Now I can look at that essay as a turning point in my writing life. It was the beginning of me digging a little deeper, going closer to the core of what I care about most.

I called Rollie Campbell—this distant relative of mine who was in his 80s at the time. He lived on Wilson Mesa when he was a boy. He knew my dad and my aunts and uncles when they were young. We talked for about an hour. He told me stories and answered questions. After speaking with him, I knew a bit more about life on Wilson Mesa in the 1920s and 1930s. I had a few stories to put with the names of the people who came before me.

I did not erase the message he left in June 2008. I listen to it about once a year—usually when I need some kind of reassurance.

*

Message #s 28,29 & 31:

–“Teresa, call me. Here’s my number.”

–“Holy crap. Are you at work today? I need to buy you coffee.”

–“Hello. You don’t know me, but I want to tell you thank you. Something similar happened to me. I never told anyone.”

It was October 2012 and I wrote a blog post in response to a sexual assault that happened in Homer. I wrote it in a hurry and posted it in a hurry—before I could change my mind. Then I went into the bathroom and nearly threw up. Then I told my husband about it. I had never told him the story.

Unlike the message from Rollie Campbell, I’d forgotten about these messages. Hearing them again the other day brought me back to those first few days after I posted the essay on my blog. Lots of people were reading it, but worse, lots of people I knew were reading it. I felt more exposed than I’d ever felt in my life.

But an amazing thing happened. People responded. Men and women approached me at work, at coffee shops, in the grocery store. People sent me emails and private messages. While the feeling of being exposed never went away entirely, it was eased by the incredible sense of being supported by people who cared, people who had been through something similar, people who had a story of their own.

What I learned from that post is that courage begets courage. I only had the guts to write what I wrote because I’d read the work of others who had been brave. Then a few people had the courage to tell their stories because they’d read mine.

*

            Listening to those voicemail messages made me revisit those essays from years ago. If I had them to write over again, I would change things. They are imperfect and perhaps a little self-indulgent. Writing them was difficult. I might have been wise to use a bit more caution. But would cautious writing have prompted people to call and leave messages?

For me, writing is always finding the balance between restraint and indulgence.

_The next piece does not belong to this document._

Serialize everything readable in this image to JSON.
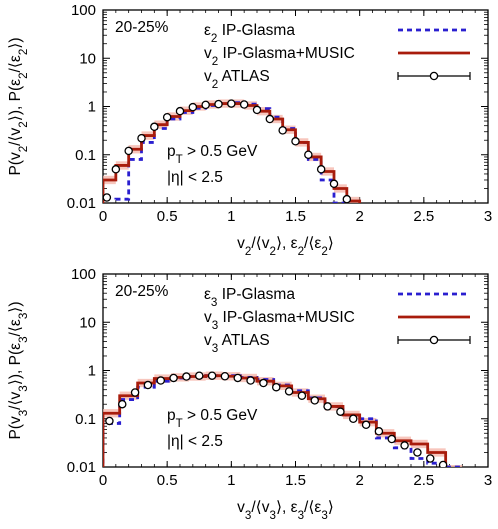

Too much of either one is a bad thing and whether it’s fiction or nonfiction it’s always a struggle to reach that sweet spot. But I know, and the messages on my voicemail reminded me, that people want to read work that originated close to the writer’s heart. They want to read what is real. They respond to stories that reveal some of the author’s uneasiness and dread. Maybe sharing something so intimate makes us all feel less alone.